Neutronenstern & Quarkstern
Für Massen darüber finden aufgrund der enorm hohen Materiedichten weitere kernphysikalische Umwandlungsprozesse der Sternmaterie in Neutronenmaterie (Neutronisierung) statt. Dann kann der Entartungsdruck der ebenfalls fermionischen Neutronen den Gravitationsdruck ausgleichen, wenn die Masse nicht einen Wert von etwa 1.45 bis 1.65 Sonnenmassen überschreitet. Die daraus stabil gehaltenen noch kompakteren Objekte heißen Neutronensterne (in ihren Ausprägungen als Magnetar oder Pulsar).

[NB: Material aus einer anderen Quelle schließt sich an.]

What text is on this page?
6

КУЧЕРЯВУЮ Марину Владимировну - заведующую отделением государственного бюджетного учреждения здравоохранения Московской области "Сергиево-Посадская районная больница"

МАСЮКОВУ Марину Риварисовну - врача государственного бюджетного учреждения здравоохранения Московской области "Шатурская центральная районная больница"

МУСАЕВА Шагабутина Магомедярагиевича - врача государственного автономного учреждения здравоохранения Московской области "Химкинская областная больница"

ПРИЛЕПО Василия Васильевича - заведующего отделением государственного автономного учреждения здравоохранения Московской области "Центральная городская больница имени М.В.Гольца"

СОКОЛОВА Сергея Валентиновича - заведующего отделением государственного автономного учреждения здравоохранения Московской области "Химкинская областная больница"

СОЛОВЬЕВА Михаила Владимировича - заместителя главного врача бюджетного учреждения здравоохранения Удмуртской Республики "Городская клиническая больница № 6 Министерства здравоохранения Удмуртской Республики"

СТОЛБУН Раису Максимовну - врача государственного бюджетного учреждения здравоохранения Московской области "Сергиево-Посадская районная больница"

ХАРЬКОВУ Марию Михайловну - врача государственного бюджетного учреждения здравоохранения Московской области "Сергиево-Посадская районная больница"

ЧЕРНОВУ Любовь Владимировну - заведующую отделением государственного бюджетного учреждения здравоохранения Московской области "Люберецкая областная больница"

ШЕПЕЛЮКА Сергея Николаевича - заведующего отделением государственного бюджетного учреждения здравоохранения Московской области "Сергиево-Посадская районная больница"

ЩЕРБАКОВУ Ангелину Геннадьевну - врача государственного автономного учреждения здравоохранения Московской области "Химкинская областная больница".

Eine weitere Form kompakter Sterne stellen die Quarksterne und Strange Stars dar. Es ist nicht ganz klar, ob sie einen Nebenzweig in der stellaren Entwicklung zu den Neutronensternen repräsentieren oder sich erst bei Massen darüber anschließen. Die Modellrechnungen der hier anzuwendenden Quantenchromodynamik sind nicht eindeutig und unterschieden sich in ihrem perturbativen bzw. nicht-perturbativen Regime. Man nimmt jedoch an, dass tief im Innern von Neutronensternen ein Quarkkern aus Quark-Gluonen-Plasma existiert. Die Quarksterne kann man also vermutlich als 'nackte Kerne' von Neutronensternen auffassen.
stellares Schwarzes Loch
Wenn der Vorläuferstern besonders massereich war und wenig Materie durch das Abblasen von Sternenwinden verloren hat, so sind auch Neutronensterne und Quarksterne nicht mehr stabil. Dann kann der Gravitationskollaps durch nichts aufgehalten werden, und es bildet sich ein stellares Schwarzes Loch. Der sterbende Stern kollabiert gewissermaßen zu einer Punktmasse, einer Singularität in der Raumzeit. Diese Formulierung ist etwas unpräzise. Da Sterne rotieren und Drehimpuls auch durch Gravitationswellen (die im Kollaps frei werden) kaum 'abgestrahlt' werden kann, sammelt sich die Restmasse in der Ringsingularität der Kerr-Lösung: das Schwarze Loch muss rotieren. Wie im Detail der Übergang von normaler baryonischer Materie bzw. Quarkmaterie in diesen singulären Zustand abläuft ist von theoretischer Seite nicht klar. Es handelt sich um eine Domäne, wo sowohl Gesetzmäßigkeiten der Allgemeinen Relativitätstheorie, als auch der Quantentheorie berücksichtigt werden müssen. Die Fortschritte auf dem Gebiet der Quantengravitation (Loop-Quantengravitation oder Stringtheorien) sind noch nicht so weit gediehen, als dass man diesen Übergang beschreiben könnte. Es ist sogar möglich, dass sich ein Paradigmawechsel einstellt und Singularitäten in dieser Form nicht mehr in einer neuen, adäquaten Theorie auftreten.
Sternexplosionen
Der Gravitationskollaps ist zwar eine Implosion, doch ist diese auch immer verbunden mit einer Explosion, weil einlaufende Schockwellen am massiven Kern des Sterns (hard core) reflektiert werden und wieder nach außen laufen. Die Schockwellen treffen dabei auf das interstellare Medium (ISM) und heizen es auf. Bei der Bildung von Weißen Zwergen ist das Ereignis vergleichsweise unspektakulär: die äußeren Schalen des Sterns strömen nach außen und bilden planetarische Nebel. Deutlich heftiger sind da die Sternexplosionen, die man als Supernovae bezeichnet. Sie sind in der Regel mit der Bildung eines Neutronensterns oder Schwarzen Loches verbunden. Sie werden nur noch von den Hypernovae übertroffen, die bei den massereichsten Sternen, z.B. Wolf-Rayet Sternen oder anderen sehr massereichen Sternen (engl. very massive stars, VMS), geschehen. Hypernovae sind in einem favorisierten Modell assoziiert mit den langzeitigen Gamma Ray Bursts, also Strahlungsausbrüchen im höchsten Energiebereich elektromagnetischer Strahlung.